Writers such as Josée Bélisle contend that Incidence centers on the constitutive power and disruptive capacity of written and spoken language, including the act of reading: "For Hill, what is ultimately important is the revelation … of all aspects of language that shape a being and render possible its relation with the world." Robert C. Morgan deemed the video a "powerful indictment of speech turned inward upon itself" that functions as both an allegory of language's solipsism and a discourse on consciousness. George Quasha and Charles Stein, however, note a sense of potentiality in the work: "If disorientation is what (catastrophically) returns us to the emergent, it is the fundamental aesthetic fact and key opportunity of this piece.
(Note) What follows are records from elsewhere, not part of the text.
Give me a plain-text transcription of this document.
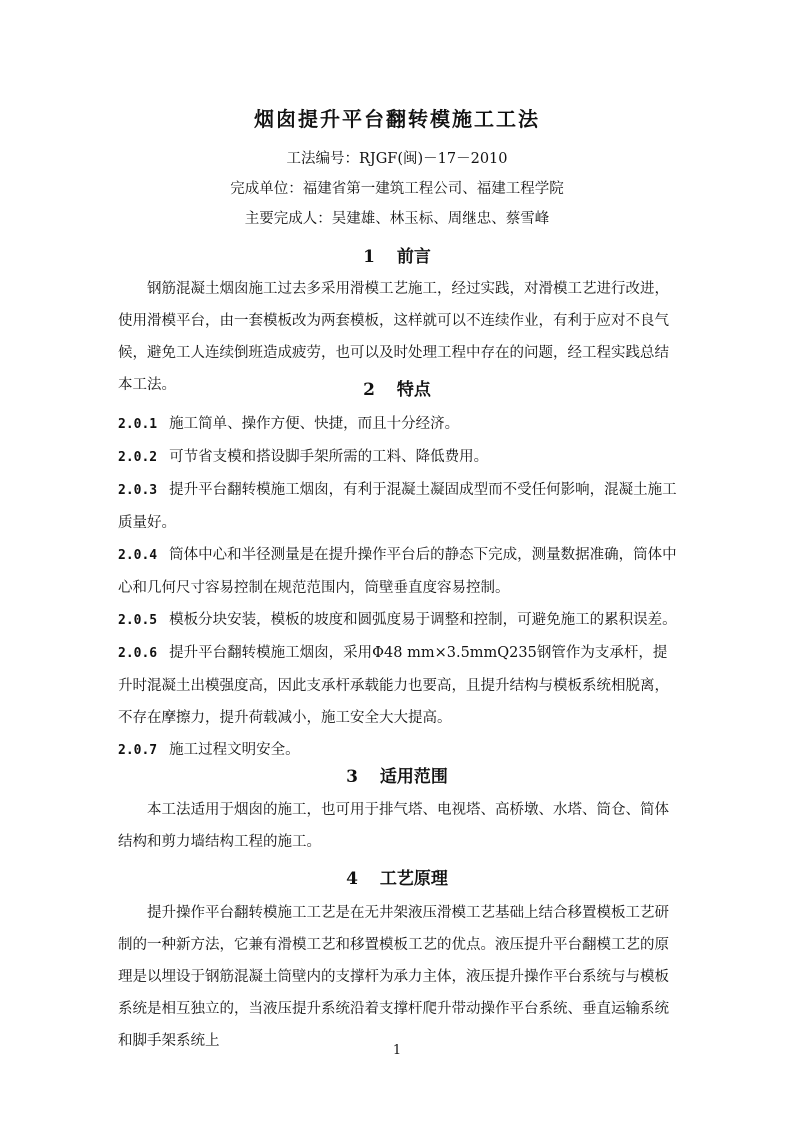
烟囱提升平台翻转模施工工法
工法编号：RJGF(闽)－17－2010
完成单位：福建省第一建筑工程公司、福建工程学院
主要完成人：吴建雄、林玉标、周继忠、蔡雪峰
1 前言

钢筋混凝土烟囱施工过去多采用滑模工艺施工，经过实践，对滑模工艺进行改进，使用滑模平台，由一套模板改为两套模板，这样就可以不连续作业，有利于应对不良气候，避免工人连续倒班造成疲劳，也可以及时处理工程中存在的问题，经工程实践总结本工法。	2 特点

2.0.1 施工简单、操作方便、快捷，而且十分经济。

2.0.2 可节省支模和搭设脚手架所需的工料、降低费用。

2.0.3 提升平台翻转模施工烟囱，有利于混凝土凝固成型而不受任何影响，混凝土施工质量好。

2.0.4 筒体中心和半径测量是在提升操作平台后的静态下完成，测量数据准确，筒体中心和几何尺寸容易控制在规范范围内，筒壁垂直度容易控制。

2.0.5 模板分块安装，模板的坡度和圆弧度易于调整和控制，可避免施工的累积误差。

2.0.6 提升平台翻转模施工烟囱，采用Φ48 mm×3.5mmQ235钢管作为支承杆，提升时混凝土出模强度高，因此支承杆承载能力也要高，且提升结构与模板系统相脱离，不存在摩擦力，提升荷载减小，施工安全大大提高。

2.0.7 施工过程文明安全。

3 适用范围

本工法适用于烟囱的施工，也可用于排气塔、电视塔、高桥墩、水塔、筒仓、简体结构和剪力墙结构工程的施工。

4 工艺原理

提升操作平台翻转模施工工艺是在无井架液压滑模工艺基础上结合移置模板工艺研制的一种新方法，它兼有滑模工艺和移置模板工艺的优点。液压提升平台翻模工艺的原理是以埋设于钢筋混凝土筒壁内的支撑杆为承力主体，液压提升操作平台系统与与模板系统是相互独立的，当液压提升系统沿着支撑杆爬升带动操作平台系统、垂直运输系统和脚手架系统上

1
And the core ambiguity of Incidence of Catastrophe––its violent and fragmented textual luminosity, fecund personal darkness, and hunger for what is concealed in language––bespeaks an open intentionality that functions here as an invitation to viewer reorientation."

==Exhibitions==
Incidence of Catastrophe was first exhibited at the Long Beach Museum of Art in 1988. The following year, it was included in a screening of Hill's videoworks at the Berkeley Art Museum and Pacific Film Archive (BAMPFA), the Whitney Biennial, and group shows at the National Gallery of Canada, Museum of Modern Art, and San Francisco Museum of Modern Art (SFMOMA), among others. It was also included in solo surveys of Hill's work at Moderna Museet (1990), Centre Georges Pompidou (1992–93, traveling to the Stedelijk Museum), Museum of Modern Art, Oxford (1993), Art Gallery of Ontario (1994), Museum of Contemporary Art, Los Angeles (1994), Dia Center for the Arts (1995), São Paulo Museum of Modern Art (1997), Musée d'art contemporain de Montréal (1998), Aarhus Kunstmuseum (1999), Centro Cultural Recoleta (2000), Kunstmuseum Wolfsburg (2001), SFMOMA (2005), and Suwon Art Museum (2019), among others. The work also appeared in the Venice Biennale (1997), in group exhibitions at BAMPFA, the Museum of Contemporary Art, Chicago, MoMA PS1 and the Whitney Museum, and in international film festivals.

==Collections and recognition==
Incidence of Catastrophe is included in the public art collections of BAMPFA, the Centre Georges Pompidou, Kunstmuseum Wolfsburg, Musée d’art contemporain de Montréal, Museum of Contemporary Art Chicago, Museum of Modern Art, National Gallery of Australia, National Gallery of Canada, National Museum of Contemporary Art, Athens (EMST), SFMOMA, Seattle Art Museum, Smithsonian American Art Museum, Stedelijk Museum, and Zentrum für Kunst und Medientechnologie (ZKM), among others. In 1988 the video received first prize at the World Wide Video Festival in The Hague and at the Montréal Independent Film and Video Festival.